Слова, произнесённые им, потеряли смысл, раскололись на мириады бусинок-атомов. Пространство искривилось, всосало в себя теперь ничего не значащие осколки и выплюнуло их с огромной силой обратно. Сверкающие кусочки мозаикой рассыпались над моей головой, образуя умопомрачительной красоты звёздное небо. Мгновение – и они с бешеной скоростью понеслись обратно, вбиваясь, ввинчиваясь в точку, из которой только что появились.

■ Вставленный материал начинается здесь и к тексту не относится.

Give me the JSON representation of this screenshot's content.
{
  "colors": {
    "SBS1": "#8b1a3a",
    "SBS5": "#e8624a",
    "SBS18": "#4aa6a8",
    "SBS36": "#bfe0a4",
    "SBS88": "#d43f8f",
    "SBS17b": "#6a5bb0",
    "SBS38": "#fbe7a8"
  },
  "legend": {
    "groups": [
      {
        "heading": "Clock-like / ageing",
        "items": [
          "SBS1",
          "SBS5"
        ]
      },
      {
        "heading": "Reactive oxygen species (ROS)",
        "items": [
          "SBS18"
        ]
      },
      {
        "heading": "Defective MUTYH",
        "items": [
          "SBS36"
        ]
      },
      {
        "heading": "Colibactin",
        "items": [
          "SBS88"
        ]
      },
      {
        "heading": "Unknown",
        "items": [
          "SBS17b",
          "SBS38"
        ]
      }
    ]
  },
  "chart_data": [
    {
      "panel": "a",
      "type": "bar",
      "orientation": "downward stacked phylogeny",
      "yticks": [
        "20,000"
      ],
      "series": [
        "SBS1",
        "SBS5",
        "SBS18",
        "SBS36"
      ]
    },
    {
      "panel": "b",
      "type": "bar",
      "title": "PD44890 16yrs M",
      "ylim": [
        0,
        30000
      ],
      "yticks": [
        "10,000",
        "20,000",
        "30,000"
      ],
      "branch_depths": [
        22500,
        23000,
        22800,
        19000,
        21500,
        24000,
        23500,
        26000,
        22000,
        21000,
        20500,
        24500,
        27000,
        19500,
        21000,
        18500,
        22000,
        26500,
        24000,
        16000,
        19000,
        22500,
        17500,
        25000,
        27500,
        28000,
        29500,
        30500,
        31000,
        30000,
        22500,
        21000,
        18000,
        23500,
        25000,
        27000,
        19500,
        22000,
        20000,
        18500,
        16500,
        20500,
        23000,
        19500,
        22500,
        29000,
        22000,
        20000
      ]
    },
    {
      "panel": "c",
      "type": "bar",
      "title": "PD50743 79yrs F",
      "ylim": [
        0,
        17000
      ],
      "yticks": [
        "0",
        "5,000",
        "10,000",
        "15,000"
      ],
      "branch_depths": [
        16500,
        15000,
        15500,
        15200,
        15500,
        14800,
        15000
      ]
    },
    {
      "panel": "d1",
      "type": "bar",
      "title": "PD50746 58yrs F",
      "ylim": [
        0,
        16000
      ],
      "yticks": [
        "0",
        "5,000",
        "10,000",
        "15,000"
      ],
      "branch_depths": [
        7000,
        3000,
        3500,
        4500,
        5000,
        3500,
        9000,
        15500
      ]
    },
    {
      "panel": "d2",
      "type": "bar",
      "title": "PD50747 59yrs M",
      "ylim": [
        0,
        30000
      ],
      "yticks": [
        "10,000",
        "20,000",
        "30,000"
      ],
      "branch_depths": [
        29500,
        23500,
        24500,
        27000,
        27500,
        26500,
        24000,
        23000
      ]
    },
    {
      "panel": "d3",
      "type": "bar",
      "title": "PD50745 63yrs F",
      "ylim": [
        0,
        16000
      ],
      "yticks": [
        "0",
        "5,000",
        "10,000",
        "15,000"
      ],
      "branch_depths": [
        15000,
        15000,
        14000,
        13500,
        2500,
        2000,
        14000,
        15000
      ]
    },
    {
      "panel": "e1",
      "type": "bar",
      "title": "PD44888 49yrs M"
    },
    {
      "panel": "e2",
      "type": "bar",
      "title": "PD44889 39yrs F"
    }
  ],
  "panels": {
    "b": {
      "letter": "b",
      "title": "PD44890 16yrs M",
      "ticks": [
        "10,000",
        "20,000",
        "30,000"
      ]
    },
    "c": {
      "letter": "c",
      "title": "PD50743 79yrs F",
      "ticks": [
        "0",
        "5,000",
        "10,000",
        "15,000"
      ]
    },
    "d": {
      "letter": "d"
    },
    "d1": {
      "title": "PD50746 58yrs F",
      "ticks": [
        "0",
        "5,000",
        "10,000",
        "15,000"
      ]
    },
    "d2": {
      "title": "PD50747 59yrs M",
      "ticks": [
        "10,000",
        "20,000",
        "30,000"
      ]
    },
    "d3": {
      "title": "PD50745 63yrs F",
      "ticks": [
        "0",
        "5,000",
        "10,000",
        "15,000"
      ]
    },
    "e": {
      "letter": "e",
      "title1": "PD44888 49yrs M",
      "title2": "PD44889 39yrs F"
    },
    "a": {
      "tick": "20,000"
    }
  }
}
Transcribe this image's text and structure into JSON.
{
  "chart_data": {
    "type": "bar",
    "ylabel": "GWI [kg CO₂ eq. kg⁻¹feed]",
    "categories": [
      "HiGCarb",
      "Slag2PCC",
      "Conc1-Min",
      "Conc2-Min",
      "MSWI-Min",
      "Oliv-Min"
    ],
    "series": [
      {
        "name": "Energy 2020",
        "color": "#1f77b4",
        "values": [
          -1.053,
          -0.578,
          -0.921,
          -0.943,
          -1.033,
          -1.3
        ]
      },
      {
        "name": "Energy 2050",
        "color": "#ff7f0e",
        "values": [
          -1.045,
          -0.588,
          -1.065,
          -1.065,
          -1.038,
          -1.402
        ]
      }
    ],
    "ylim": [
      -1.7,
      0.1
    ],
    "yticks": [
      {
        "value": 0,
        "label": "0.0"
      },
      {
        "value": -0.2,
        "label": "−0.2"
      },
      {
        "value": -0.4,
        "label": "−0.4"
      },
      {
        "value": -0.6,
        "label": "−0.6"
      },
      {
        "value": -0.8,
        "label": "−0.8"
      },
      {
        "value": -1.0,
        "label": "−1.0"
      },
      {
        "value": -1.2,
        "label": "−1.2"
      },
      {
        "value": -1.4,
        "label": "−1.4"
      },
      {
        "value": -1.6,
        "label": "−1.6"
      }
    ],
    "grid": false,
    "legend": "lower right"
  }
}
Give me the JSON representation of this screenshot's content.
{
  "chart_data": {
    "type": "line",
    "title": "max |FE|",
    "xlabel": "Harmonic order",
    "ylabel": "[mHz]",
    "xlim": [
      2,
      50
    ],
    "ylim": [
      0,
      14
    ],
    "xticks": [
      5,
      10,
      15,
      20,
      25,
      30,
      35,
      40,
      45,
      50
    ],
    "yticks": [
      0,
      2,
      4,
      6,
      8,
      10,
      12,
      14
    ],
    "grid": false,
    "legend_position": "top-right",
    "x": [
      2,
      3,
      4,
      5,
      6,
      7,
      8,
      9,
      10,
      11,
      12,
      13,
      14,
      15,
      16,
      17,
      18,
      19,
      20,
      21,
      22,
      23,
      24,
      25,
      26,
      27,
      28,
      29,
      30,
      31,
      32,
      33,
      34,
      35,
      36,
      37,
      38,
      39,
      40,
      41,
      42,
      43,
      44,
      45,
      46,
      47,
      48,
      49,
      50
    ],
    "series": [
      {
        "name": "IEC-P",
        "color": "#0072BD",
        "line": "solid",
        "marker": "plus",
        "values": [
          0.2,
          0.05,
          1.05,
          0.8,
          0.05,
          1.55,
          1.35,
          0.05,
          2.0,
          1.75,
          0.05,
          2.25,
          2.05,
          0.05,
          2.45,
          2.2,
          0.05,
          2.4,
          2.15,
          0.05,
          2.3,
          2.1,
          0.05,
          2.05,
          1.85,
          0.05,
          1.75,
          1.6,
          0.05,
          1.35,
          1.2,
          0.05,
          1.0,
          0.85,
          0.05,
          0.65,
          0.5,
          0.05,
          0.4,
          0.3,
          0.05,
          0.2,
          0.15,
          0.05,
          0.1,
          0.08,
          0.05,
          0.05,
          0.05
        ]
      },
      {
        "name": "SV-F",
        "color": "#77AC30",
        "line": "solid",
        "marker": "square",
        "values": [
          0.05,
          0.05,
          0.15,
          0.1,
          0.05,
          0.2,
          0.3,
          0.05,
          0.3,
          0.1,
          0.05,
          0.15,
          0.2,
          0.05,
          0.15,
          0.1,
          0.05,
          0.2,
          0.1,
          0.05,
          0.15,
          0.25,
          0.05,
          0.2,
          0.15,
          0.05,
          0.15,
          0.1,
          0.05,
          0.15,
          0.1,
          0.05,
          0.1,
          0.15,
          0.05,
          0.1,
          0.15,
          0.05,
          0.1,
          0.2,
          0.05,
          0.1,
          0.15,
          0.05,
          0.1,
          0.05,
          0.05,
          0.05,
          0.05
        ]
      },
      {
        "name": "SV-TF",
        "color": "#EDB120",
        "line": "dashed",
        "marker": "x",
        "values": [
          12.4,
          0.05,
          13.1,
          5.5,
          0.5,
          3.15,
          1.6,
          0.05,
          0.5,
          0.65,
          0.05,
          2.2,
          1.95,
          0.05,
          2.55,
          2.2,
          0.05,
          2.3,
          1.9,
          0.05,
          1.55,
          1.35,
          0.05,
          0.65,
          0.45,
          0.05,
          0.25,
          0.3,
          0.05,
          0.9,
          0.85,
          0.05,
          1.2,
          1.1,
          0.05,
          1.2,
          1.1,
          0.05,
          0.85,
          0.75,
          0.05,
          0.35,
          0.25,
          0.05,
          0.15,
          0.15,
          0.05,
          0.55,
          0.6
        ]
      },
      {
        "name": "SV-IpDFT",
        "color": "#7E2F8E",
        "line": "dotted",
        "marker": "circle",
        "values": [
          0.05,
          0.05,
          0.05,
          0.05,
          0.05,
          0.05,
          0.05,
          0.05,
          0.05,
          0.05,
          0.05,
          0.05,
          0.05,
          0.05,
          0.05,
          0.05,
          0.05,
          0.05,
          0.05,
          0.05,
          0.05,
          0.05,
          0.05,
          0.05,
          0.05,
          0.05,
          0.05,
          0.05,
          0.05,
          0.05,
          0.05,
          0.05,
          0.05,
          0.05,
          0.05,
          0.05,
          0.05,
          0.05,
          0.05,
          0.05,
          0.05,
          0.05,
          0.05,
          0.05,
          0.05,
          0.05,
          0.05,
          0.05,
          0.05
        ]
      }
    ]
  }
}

«Ты – это ты», - снова слышу я и, внезапно, смысл этих слов становится мне абсолютно ясен. Не нужно бесконечно искать ответ на вопрос – кто я, надо просто внимательно смотреть. Вернее, не смотреть – всматриваться. Не слушать – вслушиваться. Не думать – вдумываться. Не чувствовать – вчувствоваться. И тогда эта безупречная, потому что по образу и подобию, эта неповторимая, ни разу до и никогда после, форма, имя которой «Я», окажется наполнена. Да нет же, она всегда была и будет наполнена. Я и те, кто бросает камни и те, кто плачет от боли. Я и те, кто глумится над униженными и те, кто сострадает несчастным. Я и те, кто трусливо убегает и предаёт и те, кто мужественно выстаивает и защищает. Я – все и никто. Я – все, кто был до меня и все, кто будет после, и никто из них.
«Ты есть То». «Тат твам аси» - шепчет мне на ухо голос, лёгкий, как трепет крыльев бабочки, и я открываю глаза. На улице, по-прежнему, темно. Часы начали отбивать полночь и тёмный силуэт, ещё секунду назад отражавшийся в стекле, исчез. Может неожиданный звук отпугнул странного гостя? Или может это его стараниями стрелки, зацепившиеся за последние минуты вчерашнего дня, сдвинулись с места и побежали дальше, весело отбивая чечётку? Тики-так, тики-так, тики-так. Ты есть То. Ты есть То. Ты есть То. Ночной город за окном мигает огнями, подстраиваясь под чечёточный ритм часов и я, опьяневшая от беспричинного счастья, танцую, напевая: «Ты есть То».